Indeed, virtually every forecasting body in America, from Goldman Sachs to the Social Security Trustees, is wrong. Painfully wrong. Those whose job is to anticipate the future are engaged in a colossal project of collective negligence.
Stone’s basic contention is that the American Census Bureau simply fails to use the most up-to-date data, despite it being widely available:
In 2017 and 2018, the Census’ projection overestimated births by 317,000 babies, underestimated deaths by 230,000 deaths, and overestimated net migration by 67,000. In other words, for every component of population change, the Census projections were too optimistic.
According to Stone, if you correct the forecasting errors but use the same long-run assumptions about deaths, births and migration, there will be 34 million fewer Americans in 2060. However, if the Census Bureau is also wrong about long term trends, that number increases even further.
Stone contends that it is possible that the American population could be in decline by the middle of the century, and that America’s public and private institutions are certainly not prepared for so sharp a demographic change.

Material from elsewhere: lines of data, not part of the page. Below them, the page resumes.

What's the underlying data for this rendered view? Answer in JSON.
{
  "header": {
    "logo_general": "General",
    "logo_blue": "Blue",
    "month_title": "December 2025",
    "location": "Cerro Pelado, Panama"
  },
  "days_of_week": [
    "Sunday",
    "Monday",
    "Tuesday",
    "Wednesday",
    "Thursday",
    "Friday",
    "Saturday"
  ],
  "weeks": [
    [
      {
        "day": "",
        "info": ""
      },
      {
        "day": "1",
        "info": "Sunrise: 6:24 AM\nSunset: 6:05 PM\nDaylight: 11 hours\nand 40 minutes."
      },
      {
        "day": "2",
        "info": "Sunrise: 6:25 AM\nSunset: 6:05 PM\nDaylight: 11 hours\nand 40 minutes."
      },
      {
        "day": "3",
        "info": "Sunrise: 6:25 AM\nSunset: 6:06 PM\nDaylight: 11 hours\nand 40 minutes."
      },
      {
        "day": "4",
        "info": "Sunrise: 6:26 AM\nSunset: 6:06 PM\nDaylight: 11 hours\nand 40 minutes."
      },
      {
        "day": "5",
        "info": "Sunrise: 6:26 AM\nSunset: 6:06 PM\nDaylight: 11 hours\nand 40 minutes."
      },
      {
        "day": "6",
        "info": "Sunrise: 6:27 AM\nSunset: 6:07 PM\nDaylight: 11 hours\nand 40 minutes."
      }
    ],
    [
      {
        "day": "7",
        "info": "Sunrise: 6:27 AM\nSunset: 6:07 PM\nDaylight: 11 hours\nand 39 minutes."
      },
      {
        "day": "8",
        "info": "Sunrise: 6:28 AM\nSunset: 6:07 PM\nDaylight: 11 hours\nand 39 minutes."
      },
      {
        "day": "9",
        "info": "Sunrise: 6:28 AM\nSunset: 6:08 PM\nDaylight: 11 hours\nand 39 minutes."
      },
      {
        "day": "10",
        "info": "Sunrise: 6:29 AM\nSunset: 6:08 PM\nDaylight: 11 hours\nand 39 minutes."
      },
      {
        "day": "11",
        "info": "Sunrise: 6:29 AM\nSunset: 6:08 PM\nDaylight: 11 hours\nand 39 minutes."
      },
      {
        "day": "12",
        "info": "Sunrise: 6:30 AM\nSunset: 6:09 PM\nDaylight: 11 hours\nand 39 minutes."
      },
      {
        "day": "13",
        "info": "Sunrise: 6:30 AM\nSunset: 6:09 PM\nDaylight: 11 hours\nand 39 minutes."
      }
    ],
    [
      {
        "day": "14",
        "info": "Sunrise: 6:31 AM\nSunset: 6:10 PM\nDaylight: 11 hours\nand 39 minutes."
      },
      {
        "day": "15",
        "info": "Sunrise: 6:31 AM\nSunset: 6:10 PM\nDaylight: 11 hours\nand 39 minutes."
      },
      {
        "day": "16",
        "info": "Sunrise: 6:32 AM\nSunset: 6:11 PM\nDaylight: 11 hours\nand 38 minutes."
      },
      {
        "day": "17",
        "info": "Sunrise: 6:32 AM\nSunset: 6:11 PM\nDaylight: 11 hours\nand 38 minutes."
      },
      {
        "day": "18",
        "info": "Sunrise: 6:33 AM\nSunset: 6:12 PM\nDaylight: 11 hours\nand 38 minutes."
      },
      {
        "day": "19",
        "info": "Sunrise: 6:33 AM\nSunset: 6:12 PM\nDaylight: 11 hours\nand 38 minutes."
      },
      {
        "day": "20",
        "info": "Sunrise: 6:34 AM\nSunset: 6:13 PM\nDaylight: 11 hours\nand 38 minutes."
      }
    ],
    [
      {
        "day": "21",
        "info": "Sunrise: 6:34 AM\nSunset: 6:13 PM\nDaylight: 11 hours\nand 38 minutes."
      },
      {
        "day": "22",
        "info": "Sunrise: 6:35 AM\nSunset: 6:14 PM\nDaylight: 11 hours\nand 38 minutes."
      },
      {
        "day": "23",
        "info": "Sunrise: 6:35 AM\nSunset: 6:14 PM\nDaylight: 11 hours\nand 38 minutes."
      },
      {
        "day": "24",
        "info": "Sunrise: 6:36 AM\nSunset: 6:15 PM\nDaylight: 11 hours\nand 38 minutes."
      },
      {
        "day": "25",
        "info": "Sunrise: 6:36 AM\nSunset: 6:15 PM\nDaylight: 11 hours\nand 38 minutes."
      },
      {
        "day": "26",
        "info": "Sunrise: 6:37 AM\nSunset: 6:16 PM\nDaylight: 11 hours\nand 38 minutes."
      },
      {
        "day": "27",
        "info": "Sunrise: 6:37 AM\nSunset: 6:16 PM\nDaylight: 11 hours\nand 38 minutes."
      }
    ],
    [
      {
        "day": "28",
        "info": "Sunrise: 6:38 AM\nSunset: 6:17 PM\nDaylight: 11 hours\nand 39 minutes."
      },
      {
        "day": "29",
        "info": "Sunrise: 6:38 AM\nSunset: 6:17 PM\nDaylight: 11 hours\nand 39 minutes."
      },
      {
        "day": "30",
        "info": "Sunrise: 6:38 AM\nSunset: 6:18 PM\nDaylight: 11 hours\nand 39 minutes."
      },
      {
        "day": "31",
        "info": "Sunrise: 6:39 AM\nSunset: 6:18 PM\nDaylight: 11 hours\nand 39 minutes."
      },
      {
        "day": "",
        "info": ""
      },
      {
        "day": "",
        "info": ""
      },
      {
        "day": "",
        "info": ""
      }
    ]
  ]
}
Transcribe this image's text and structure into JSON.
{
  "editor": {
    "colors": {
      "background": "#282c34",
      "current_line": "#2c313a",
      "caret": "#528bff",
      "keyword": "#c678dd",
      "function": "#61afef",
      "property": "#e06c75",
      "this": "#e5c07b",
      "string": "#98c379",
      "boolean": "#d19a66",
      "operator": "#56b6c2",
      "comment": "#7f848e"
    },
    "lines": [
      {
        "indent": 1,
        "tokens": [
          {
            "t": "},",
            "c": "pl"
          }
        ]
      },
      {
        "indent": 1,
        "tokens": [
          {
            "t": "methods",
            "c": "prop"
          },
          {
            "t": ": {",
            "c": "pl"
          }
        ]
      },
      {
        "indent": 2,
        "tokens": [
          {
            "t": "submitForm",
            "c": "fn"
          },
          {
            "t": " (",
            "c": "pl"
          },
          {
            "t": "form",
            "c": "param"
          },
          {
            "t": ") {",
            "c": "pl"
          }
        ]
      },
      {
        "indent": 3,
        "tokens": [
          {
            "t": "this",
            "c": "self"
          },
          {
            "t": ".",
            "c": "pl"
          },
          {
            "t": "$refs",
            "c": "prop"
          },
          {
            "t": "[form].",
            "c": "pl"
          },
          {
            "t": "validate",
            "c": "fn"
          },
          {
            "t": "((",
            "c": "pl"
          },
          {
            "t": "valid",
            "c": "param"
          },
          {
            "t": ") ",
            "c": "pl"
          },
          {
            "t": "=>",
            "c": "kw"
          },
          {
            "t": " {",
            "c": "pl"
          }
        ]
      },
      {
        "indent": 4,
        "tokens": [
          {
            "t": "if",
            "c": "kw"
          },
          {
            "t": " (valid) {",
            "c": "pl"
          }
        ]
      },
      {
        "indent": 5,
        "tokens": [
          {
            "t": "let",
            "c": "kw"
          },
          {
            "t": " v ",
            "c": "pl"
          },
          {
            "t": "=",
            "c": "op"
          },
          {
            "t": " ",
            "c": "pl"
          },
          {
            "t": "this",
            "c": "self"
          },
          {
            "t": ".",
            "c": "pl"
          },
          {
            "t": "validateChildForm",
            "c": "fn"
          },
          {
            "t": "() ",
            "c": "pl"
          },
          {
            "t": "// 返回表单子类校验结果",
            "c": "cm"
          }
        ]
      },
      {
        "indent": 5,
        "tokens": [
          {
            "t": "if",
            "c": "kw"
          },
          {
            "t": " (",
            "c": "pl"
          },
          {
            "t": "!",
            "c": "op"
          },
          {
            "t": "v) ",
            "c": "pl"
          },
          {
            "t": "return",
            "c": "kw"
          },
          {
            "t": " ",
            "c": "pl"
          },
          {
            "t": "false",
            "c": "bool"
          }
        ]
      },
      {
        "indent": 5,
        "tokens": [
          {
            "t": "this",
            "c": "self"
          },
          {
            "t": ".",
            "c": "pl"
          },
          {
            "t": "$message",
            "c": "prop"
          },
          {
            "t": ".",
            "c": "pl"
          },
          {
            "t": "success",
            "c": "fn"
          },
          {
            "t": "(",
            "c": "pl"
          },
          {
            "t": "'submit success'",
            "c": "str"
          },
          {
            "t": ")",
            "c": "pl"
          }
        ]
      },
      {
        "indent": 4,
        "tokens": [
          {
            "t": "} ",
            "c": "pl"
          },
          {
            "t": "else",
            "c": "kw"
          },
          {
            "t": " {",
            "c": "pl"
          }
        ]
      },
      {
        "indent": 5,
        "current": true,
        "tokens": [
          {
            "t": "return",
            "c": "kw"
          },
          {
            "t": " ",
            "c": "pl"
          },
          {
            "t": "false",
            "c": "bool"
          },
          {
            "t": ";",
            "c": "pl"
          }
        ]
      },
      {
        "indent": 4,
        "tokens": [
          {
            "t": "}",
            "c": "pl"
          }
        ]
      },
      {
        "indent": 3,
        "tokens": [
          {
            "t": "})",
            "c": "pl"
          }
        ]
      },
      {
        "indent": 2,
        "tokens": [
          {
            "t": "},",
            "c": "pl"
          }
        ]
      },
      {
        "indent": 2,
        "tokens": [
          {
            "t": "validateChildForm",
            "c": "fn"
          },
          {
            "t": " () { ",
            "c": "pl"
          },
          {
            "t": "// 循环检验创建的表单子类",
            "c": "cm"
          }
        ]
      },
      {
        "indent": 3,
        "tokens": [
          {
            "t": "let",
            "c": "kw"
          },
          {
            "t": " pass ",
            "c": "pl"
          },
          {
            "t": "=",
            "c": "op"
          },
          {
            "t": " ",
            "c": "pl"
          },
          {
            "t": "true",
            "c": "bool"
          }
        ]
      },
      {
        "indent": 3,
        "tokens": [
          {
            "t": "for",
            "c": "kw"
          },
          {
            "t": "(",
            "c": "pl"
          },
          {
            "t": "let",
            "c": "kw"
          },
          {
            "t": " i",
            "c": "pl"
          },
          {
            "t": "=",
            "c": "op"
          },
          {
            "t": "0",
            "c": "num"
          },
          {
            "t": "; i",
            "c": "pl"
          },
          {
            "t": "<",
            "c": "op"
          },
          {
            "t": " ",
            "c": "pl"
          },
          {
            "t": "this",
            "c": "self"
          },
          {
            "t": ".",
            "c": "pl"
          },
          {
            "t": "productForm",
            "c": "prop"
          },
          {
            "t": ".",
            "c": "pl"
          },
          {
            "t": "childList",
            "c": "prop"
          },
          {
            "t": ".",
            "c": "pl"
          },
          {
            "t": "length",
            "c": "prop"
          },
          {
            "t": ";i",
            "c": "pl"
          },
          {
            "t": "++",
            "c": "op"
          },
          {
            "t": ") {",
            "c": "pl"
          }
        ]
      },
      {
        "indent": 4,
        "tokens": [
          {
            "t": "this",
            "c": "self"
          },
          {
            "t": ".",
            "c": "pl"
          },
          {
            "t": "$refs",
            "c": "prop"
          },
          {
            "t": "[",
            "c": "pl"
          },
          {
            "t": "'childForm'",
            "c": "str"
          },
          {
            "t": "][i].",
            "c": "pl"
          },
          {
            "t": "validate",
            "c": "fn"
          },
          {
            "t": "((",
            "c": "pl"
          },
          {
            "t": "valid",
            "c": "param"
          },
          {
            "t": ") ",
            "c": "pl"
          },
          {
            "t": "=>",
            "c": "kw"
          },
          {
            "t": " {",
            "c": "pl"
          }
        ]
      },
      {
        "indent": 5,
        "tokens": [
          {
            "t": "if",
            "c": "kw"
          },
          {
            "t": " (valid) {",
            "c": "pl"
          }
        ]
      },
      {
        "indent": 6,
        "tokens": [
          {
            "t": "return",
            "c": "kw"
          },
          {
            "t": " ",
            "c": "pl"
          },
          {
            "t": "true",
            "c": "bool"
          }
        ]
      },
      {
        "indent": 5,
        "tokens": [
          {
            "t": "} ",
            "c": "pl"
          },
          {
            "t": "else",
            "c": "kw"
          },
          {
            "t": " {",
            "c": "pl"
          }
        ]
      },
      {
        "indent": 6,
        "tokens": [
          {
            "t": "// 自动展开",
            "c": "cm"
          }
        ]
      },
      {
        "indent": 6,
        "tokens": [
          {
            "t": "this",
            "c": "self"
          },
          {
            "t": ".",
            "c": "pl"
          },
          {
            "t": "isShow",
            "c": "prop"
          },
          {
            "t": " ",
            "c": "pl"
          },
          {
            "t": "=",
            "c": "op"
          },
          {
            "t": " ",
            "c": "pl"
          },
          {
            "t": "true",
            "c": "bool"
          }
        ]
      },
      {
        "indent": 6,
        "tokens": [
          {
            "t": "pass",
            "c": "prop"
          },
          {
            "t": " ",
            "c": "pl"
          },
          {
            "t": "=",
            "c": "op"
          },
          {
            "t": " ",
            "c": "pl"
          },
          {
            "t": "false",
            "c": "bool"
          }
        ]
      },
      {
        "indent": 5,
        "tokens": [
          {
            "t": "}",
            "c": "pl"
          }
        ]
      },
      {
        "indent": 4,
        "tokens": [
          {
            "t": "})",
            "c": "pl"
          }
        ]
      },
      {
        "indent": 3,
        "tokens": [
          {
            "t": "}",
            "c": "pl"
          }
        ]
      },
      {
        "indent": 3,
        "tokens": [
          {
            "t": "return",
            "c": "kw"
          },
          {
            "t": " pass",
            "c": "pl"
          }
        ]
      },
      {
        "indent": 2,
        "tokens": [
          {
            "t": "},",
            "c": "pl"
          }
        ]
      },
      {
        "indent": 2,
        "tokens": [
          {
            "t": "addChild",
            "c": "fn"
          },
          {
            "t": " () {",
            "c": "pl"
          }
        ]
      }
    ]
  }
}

Long term population trends are notoriously hard to predict. For instance, Stone states:
Nobody expected that fertility would fall so abruptly even as mortality would rise so sharply, and at a time when immigration rates are relatively low as well.
He warns:
Demographic tremors are already playing out: many retirees are finding that there just aren’t people around to buy the homes they planned to use as savings vehicles for retirement.Eventually, these tremors will turn into an earthquake as more and more municipalities, counties, and even states face irreversible demographic decline, leading to inability to pay for long-term liabilities, and in many cases even current services.
By the time the problem becomes large enough to seriously impact the Federal budget, sometime in the 2030s or 2040s, it will be too late to turn things around.
Many people seem to still be under the mistaken impression that the world’s population will continue to grow indefinitely. Given continuing low fertility rates, this simply isn’t true for the vast majority of the world’s countries, and we need to prepare for the change.